McShaffry sued LBM alleging that LBM interfered with a contract between McShaffry, Brindsen and Gerow by settling with Brindsen and assigning the county court judgment to him. McShaffry also alleged that LBM engaged in fraud by procuring false testimony in the county court. According to McShaffry, Brindsen paid LBM to settle the breach of commercial lease claim in exchange for LBM’s participation in a county court trial. LBM then assigned the resulting judgment to Brindsen so that Brindsen could obtain more money from McShaffry than he could have under their agreement. In all material respects, McShaffry’s claims in this case attack the judgment against him in the county court, because each of them stems from allegations that LBM obtained perjured testimony, with Brindsen’s help, in the earlier suit. McShaffry was a party to the suit, but chose not to appear at the trial. McShaffry’s claims present a collateral attack on the county court judgment: they are in substance claims that the county court proceedings were intrinsically fraudulent. But he makes no showing that he could not raise have raised these claims before the county court, during the proceeding to which he was a party. See Browning v. Prostok, 165 S.W.3d 336, 346 (Tex. 2005) (holding that bondholders’ claims that directors fraudulently undervalued company in earlier bankruptcy proceeding were intrinsic to bankruptcy court’s order and collateral attack on the judgment); see also Henderson, 208 S.W.3d at 550 (holding that wife’s suit based on claims her ex husband and lawyers fraudulently mischaracterized property was collateral attack on prior judgment). Because McShaffry’s claims represent an attack on the integrity of the county court proceedings—proceedings that involved the same nucleus of operative facts and to which he was a party—his claims present an impermissible collateral attack and are res judicata.  See Browning, 165 S.W.3d at 346; see also Henderson, 208 S.W.3d at 550.
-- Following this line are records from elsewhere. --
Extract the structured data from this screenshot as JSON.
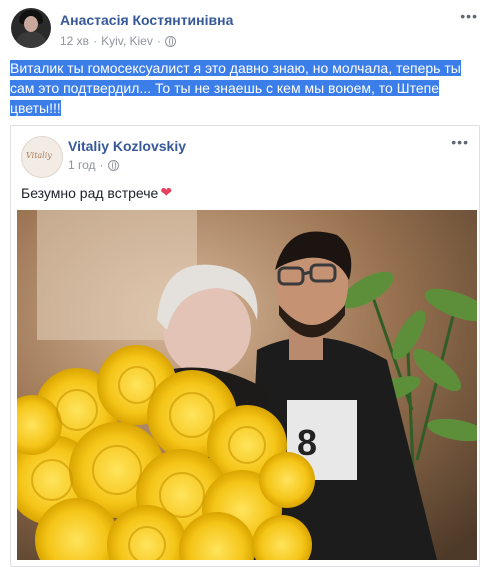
{
  "post": {
    "author": "Анастасія Костянтинівна",
    "time": "12 хв",
    "location": "Kyiv, Kiev",
    "more_label": "•••",
    "text": "Виталик ты гомосексуалист я это давно знаю, но молчала, теперь ты сам это подтвердил... То ты не знаешь с кем мы воюем, то Штепе цветы!!!"
  },
  "shared": {
    "author": "Vitaliy Kozlovskiy",
    "time": "1 год",
    "more_label": "•••",
    "text": "Безумно рад встрече",
    "heart": "❤"
  },
  "icons": {
    "globe": "globe-icon",
    "heart": "heart-emoji"
  },
  "colors": {
    "link": "#365899",
    "highlight": "#3b7de9",
    "meta": "#90949c",
    "flowers": "#f5c518"
  }
}
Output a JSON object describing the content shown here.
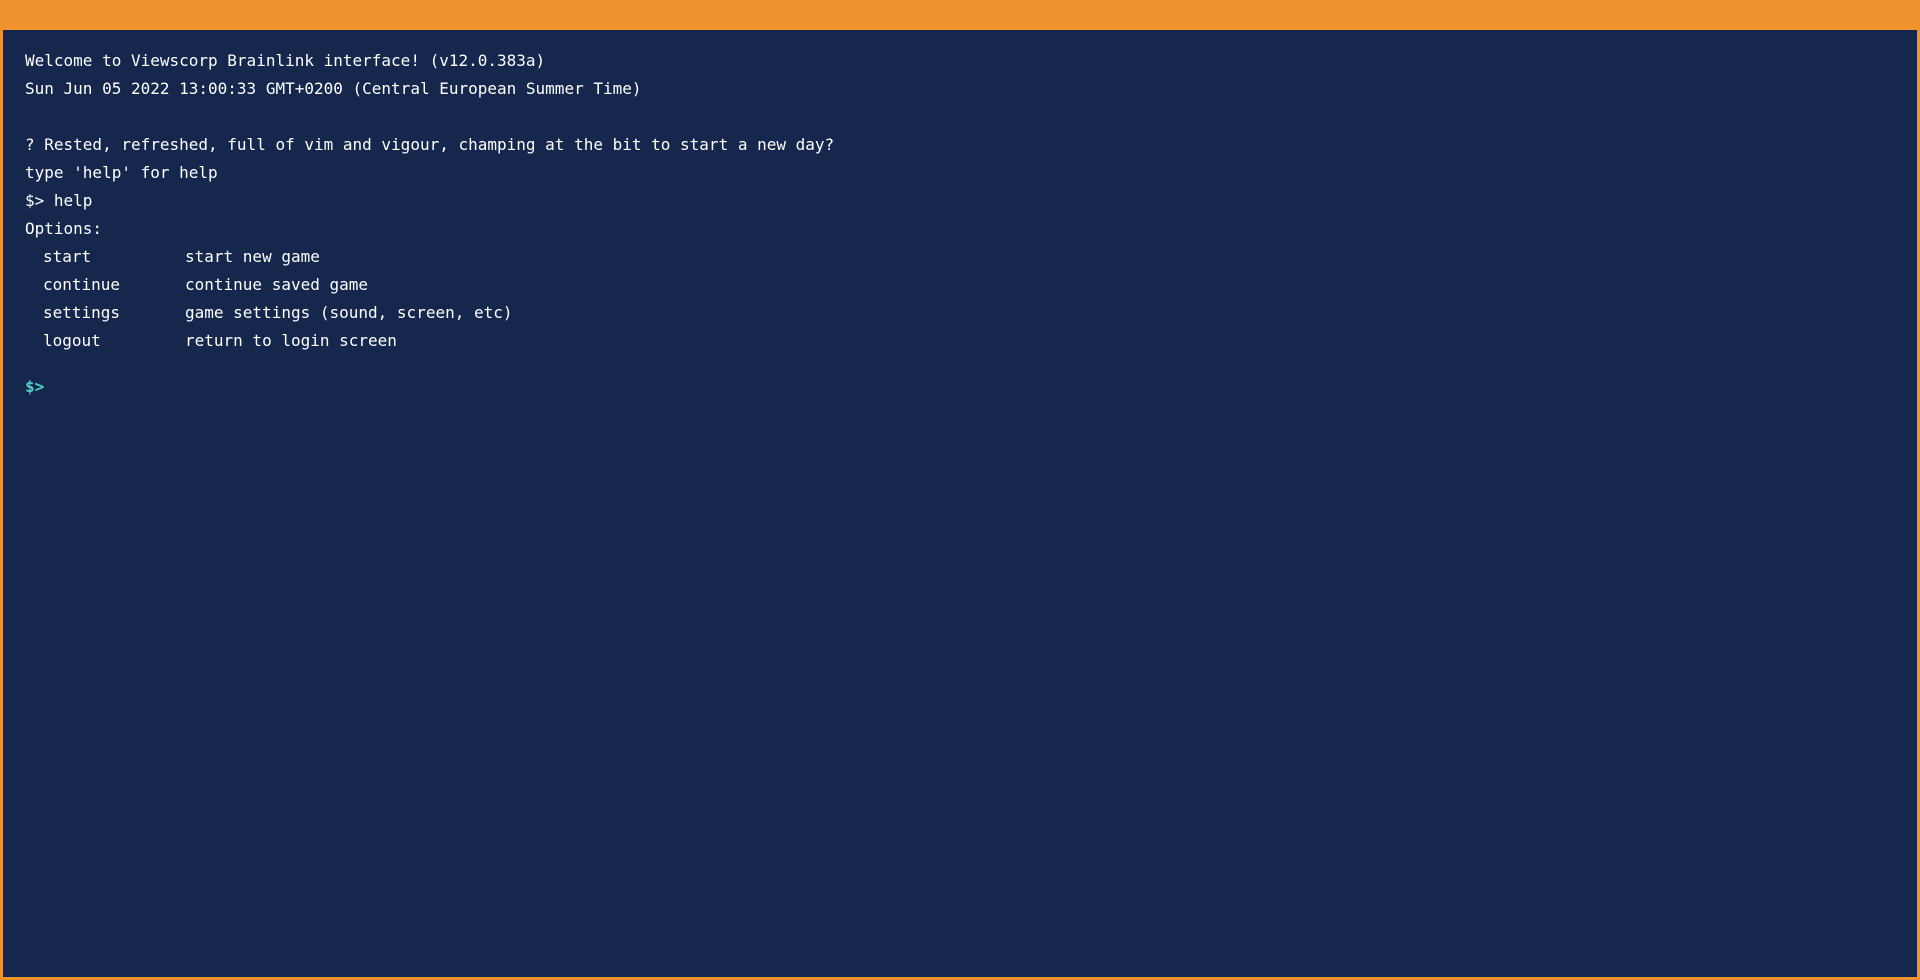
{
  "terminal": {
    "welcome": "Welcome to Viewscorp Brainlink interface! (v12.0.383a)",
    "datetime": "Sun Jun 05 2022 13:00:33 GMT+0200 (Central European Summer Time)",
    "question": "? Rested, refreshed, full of vim and vigour, champing at the bit to start a new day?",
    "hint": "type 'help' for help",
    "history_command": "$> help",
    "options_header": "Options:",
    "options": [
      {
        "cmd": "start",
        "desc": "start new game"
      },
      {
        "cmd": "continue",
        "desc": "continue saved game"
      },
      {
        "cmd": "settings",
        "desc": "game settings (sound, screen, etc)"
      },
      {
        "cmd": "logout",
        "desc": "return to login screen"
      }
    ],
    "prompt": "$>",
    "input_value": ""
  },
  "colors": {
    "frame": "#f0922e",
    "background": "#15274d",
    "text": "#ffffff",
    "prompt": "#4fd1c5"
  }
}
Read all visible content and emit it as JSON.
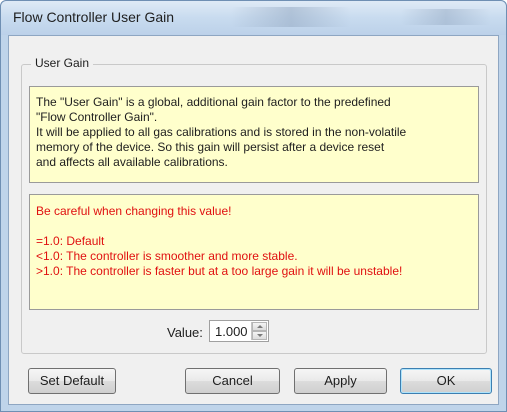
{
  "window": {
    "title": "Flow Controller User Gain"
  },
  "group": {
    "label": "User Gain"
  },
  "info": {
    "lines": [
      "The \"User Gain\" is a global, additional gain factor to the predefined",
      "\"Flow Controller Gain\".",
      "It will be applied to all gas calibrations and is stored in the non-volatile",
      "memory of the device. So this gain will persist after a device reset",
      "and affects all available calibrations."
    ]
  },
  "warning": {
    "heading": "Be careful when changing this value!",
    "lines": [
      "=1.0: Default",
      "<1.0: The controller is smoother and more stable.",
      ">1.0: The controller is faster but at a too large gain it will be unstable!"
    ]
  },
  "value": {
    "label": "Value:",
    "current": "1.000"
  },
  "buttons": {
    "set_default": "Set Default",
    "cancel": "Cancel",
    "apply": "Apply",
    "ok": "OK"
  },
  "colors": {
    "note_background": "#ffffcc",
    "warning_text": "#e01010",
    "titlebar": "#c8dbef"
  }
}
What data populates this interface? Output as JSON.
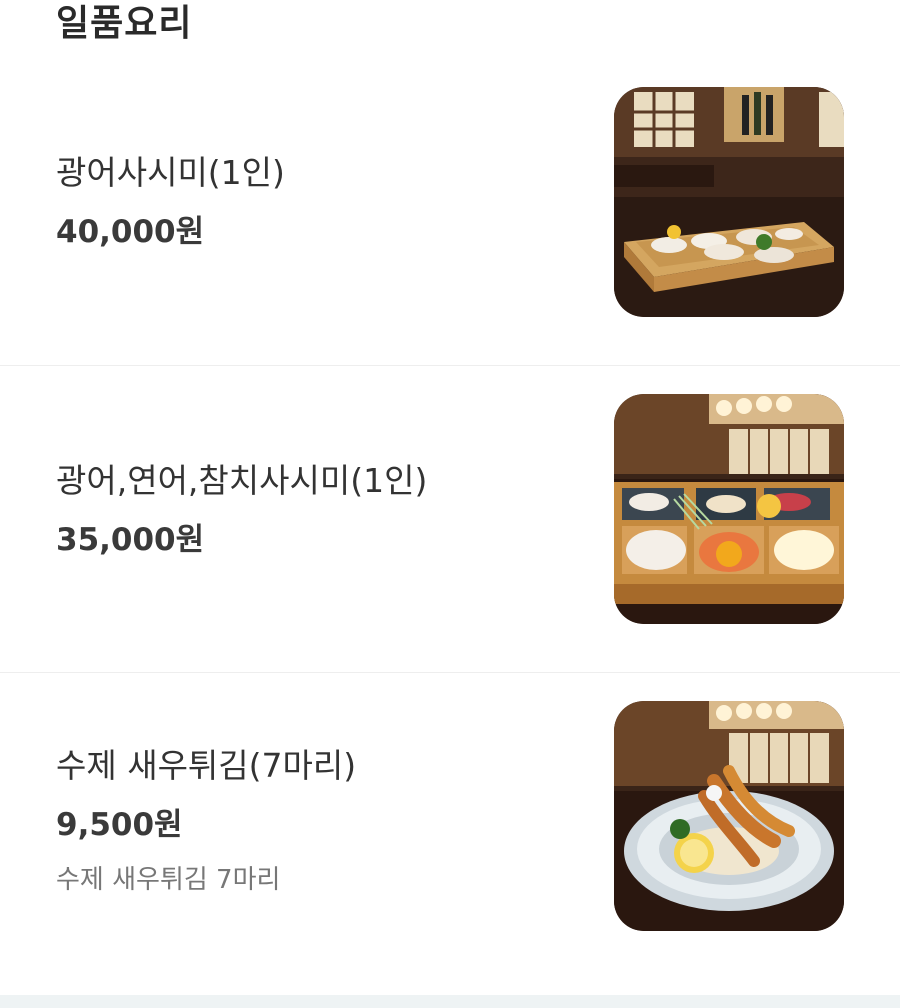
{
  "section": {
    "title": "일품요리"
  },
  "menu": {
    "items": [
      {
        "name": "광어사시미(1인)",
        "price": "40,000원",
        "image_icon": "sashimi-box-photo"
      },
      {
        "name": "광어,연어,참치사시미(1인)",
        "price": "35,000원",
        "image_icon": "mixed-sashimi-photo"
      },
      {
        "name": "수제 새우튀김(7마리)",
        "price": "9,500원",
        "description": "수제 새우튀김 7마리",
        "image_icon": "fried-shrimp-photo"
      }
    ]
  },
  "colors": {
    "wood": "#b8863f",
    "dark_wood": "#3b2418",
    "background": "#ffffff"
  }
}
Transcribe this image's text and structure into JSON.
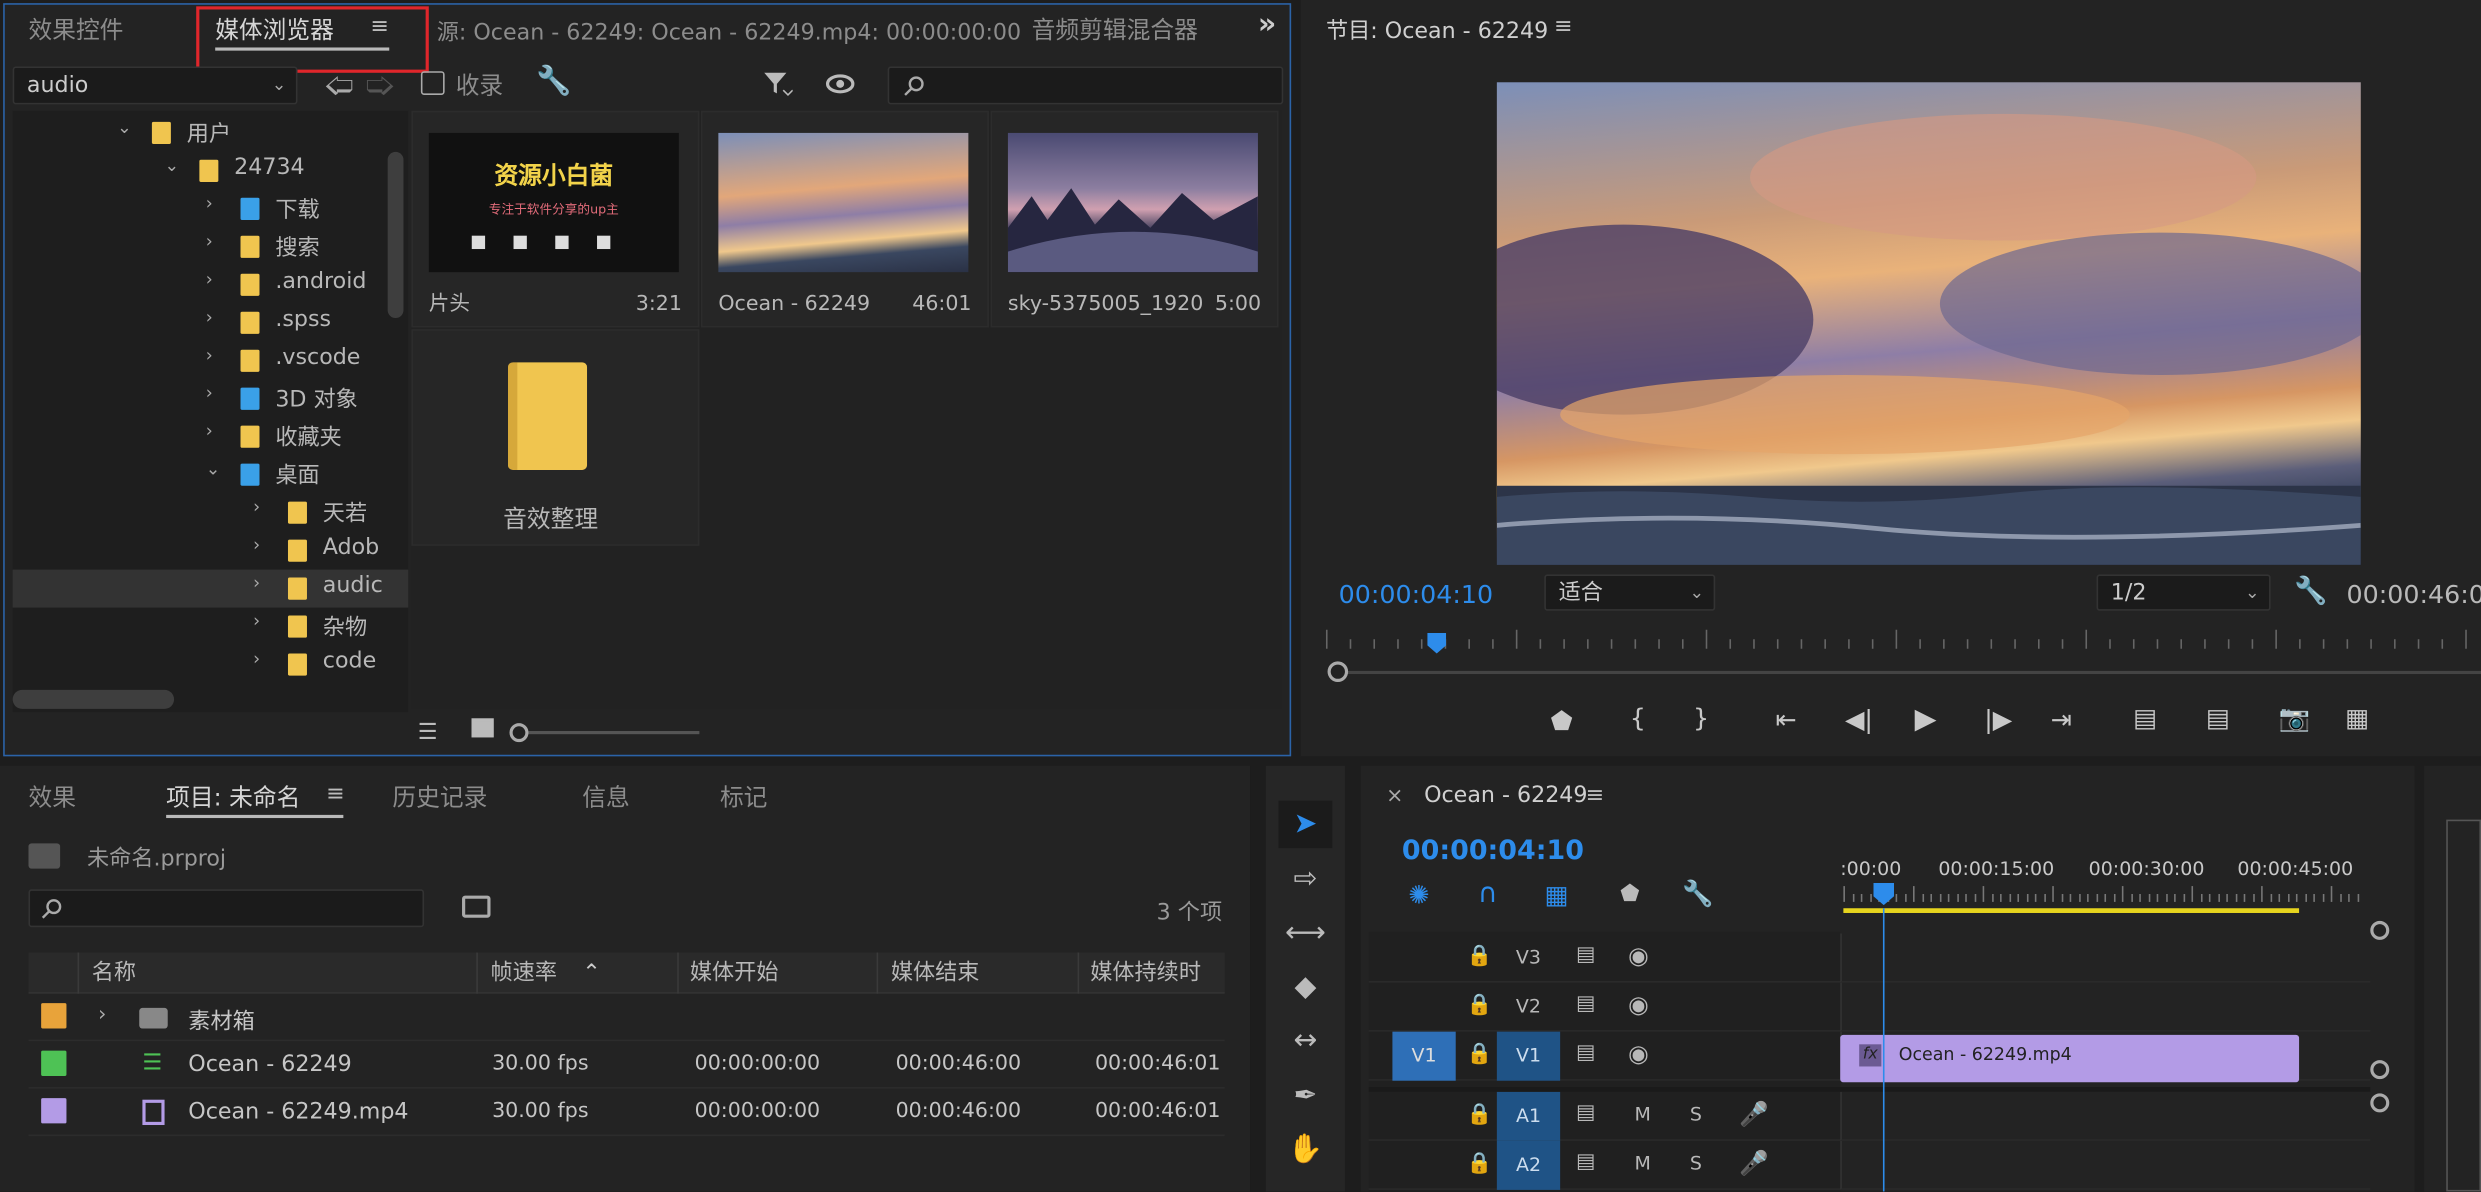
{
  "source_panel": {
    "tabs": [
      "效果控件",
      "媒体浏览器",
      "源: Ocean - 62249: Ocean - 62249.mp4: 00:00:00:00",
      "音频剪辑混合器"
    ],
    "more_icon": "double-chevron-right-icon",
    "menu_icon": "≡",
    "dropdown_value": "audio",
    "ingest_label": "收录",
    "search_placeholder": "",
    "tree": [
      {
        "label": "用户",
        "level": 1,
        "expanded": true,
        "icon": "folder-icon"
      },
      {
        "label": "24734",
        "level": 2,
        "expanded": true,
        "icon": "user-folder-icon"
      },
      {
        "label": "下载",
        "level": 3,
        "expanded": false,
        "icon": "download-icon"
      },
      {
        "label": "搜索",
        "level": 3,
        "expanded": false,
        "icon": "search-folder-icon"
      },
      {
        "label": ".android",
        "level": 3,
        "expanded": false,
        "icon": "folder-icon"
      },
      {
        "label": ".spss",
        "level": 3,
        "expanded": false,
        "icon": "folder-icon"
      },
      {
        "label": ".vscode",
        "level": 3,
        "expanded": false,
        "icon": "folder-icon"
      },
      {
        "label": "3D 对象",
        "level": 3,
        "expanded": false,
        "icon": "3d-object-icon"
      },
      {
        "label": "收藏夹",
        "level": 3,
        "expanded": false,
        "icon": "favorites-folder-icon"
      },
      {
        "label": "桌面",
        "level": 3,
        "expanded": true,
        "icon": "desktop-folder-icon"
      },
      {
        "label": "天若",
        "level": 4,
        "expanded": false,
        "icon": "folder-icon"
      },
      {
        "label": "Adob",
        "level": 4,
        "expanded": false,
        "icon": "folder-icon"
      },
      {
        "label": "audic",
        "level": 4,
        "expanded": false,
        "icon": "folder-icon",
        "selected": true
      },
      {
        "label": "杂物",
        "level": 4,
        "expanded": false,
        "icon": "folder-icon"
      },
      {
        "label": "code",
        "level": 4,
        "expanded": false,
        "icon": "folder-icon"
      }
    ],
    "thumbs": [
      {
        "label": "片头",
        "duration": "3:21",
        "kind": "promo",
        "promo_title": "资源小白菌",
        "promo_sub": "专注于软件分享的up主"
      },
      {
        "label": "Ocean - 62249",
        "duration": "46:01",
        "kind": "ocean"
      },
      {
        "label": "sky-5375005_1920",
        "duration": "5:00",
        "kind": "sky"
      },
      {
        "label": "音效整理",
        "duration": "",
        "kind": "folder"
      }
    ]
  },
  "program_panel": {
    "title": "节目: Ocean - 62249",
    "timecode": "00:00:04:10",
    "fit_value": "适合",
    "resolution_value": "1/2",
    "duration_timecode": "00:00:46:0"
  },
  "project_panel": {
    "tabs": [
      "效果",
      "项目: 未命名",
      "历史记录",
      "信息",
      "标记"
    ],
    "project_file": "未命名.prproj",
    "item_count": "3 个项",
    "columns": [
      "名称",
      "帧速率",
      "媒体开始",
      "媒体结束",
      "媒体持续时"
    ],
    "rows": [
      {
        "color": "#e8a33a",
        "name": "素材箱",
        "fps": "",
        "start": "",
        "end": "",
        "dur": "",
        "type": "bin"
      },
      {
        "color": "#4ec255",
        "name": "Ocean - 62249",
        "fps": "30.00 fps",
        "start": "00:00:00:00",
        "end": "00:00:46:00",
        "dur": "00:00:46:01",
        "type": "sequence"
      },
      {
        "color": "#b39be6",
        "name": "Ocean - 62249.mp4",
        "fps": "30.00 fps",
        "start": "00:00:00:00",
        "end": "00:00:46:00",
        "dur": "00:00:46:01",
        "type": "clip"
      }
    ]
  },
  "timeline": {
    "title": "Ocean - 62249",
    "timecode": "00:00:04:10",
    "ruler": [
      ":00:00",
      "00:00:15:00",
      "00:00:30:00",
      "00:00:45:00"
    ],
    "tracks": [
      {
        "name": "V3",
        "source": ""
      },
      {
        "name": "V2",
        "source": ""
      },
      {
        "name": "V1",
        "source": "V1"
      },
      {
        "name": "A1",
        "source": ""
      },
      {
        "name": "A2",
        "source": ""
      }
    ],
    "clip_label": "Ocean - 62249.mp4",
    "fx_label": "fx",
    "mute_label": "M",
    "solo_label": "S"
  },
  "colors": {
    "accent": "#2d8ceb",
    "highlight": "#e0262b",
    "clip": "#b39be6",
    "yellow": "#e6d41e"
  }
}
We conclude that the trial court’s judgment, as based on collateral estoppel grounds, was not challenged on appeal; the judgment may stand on this basis alone. Further, the trial court properly granted summary judgment based on the affirmative defense of res judicata. Accordingly, we affirm the judgment of the trial court.
Panel consists of Chief Justice Radack and Justices Bland and Huddle.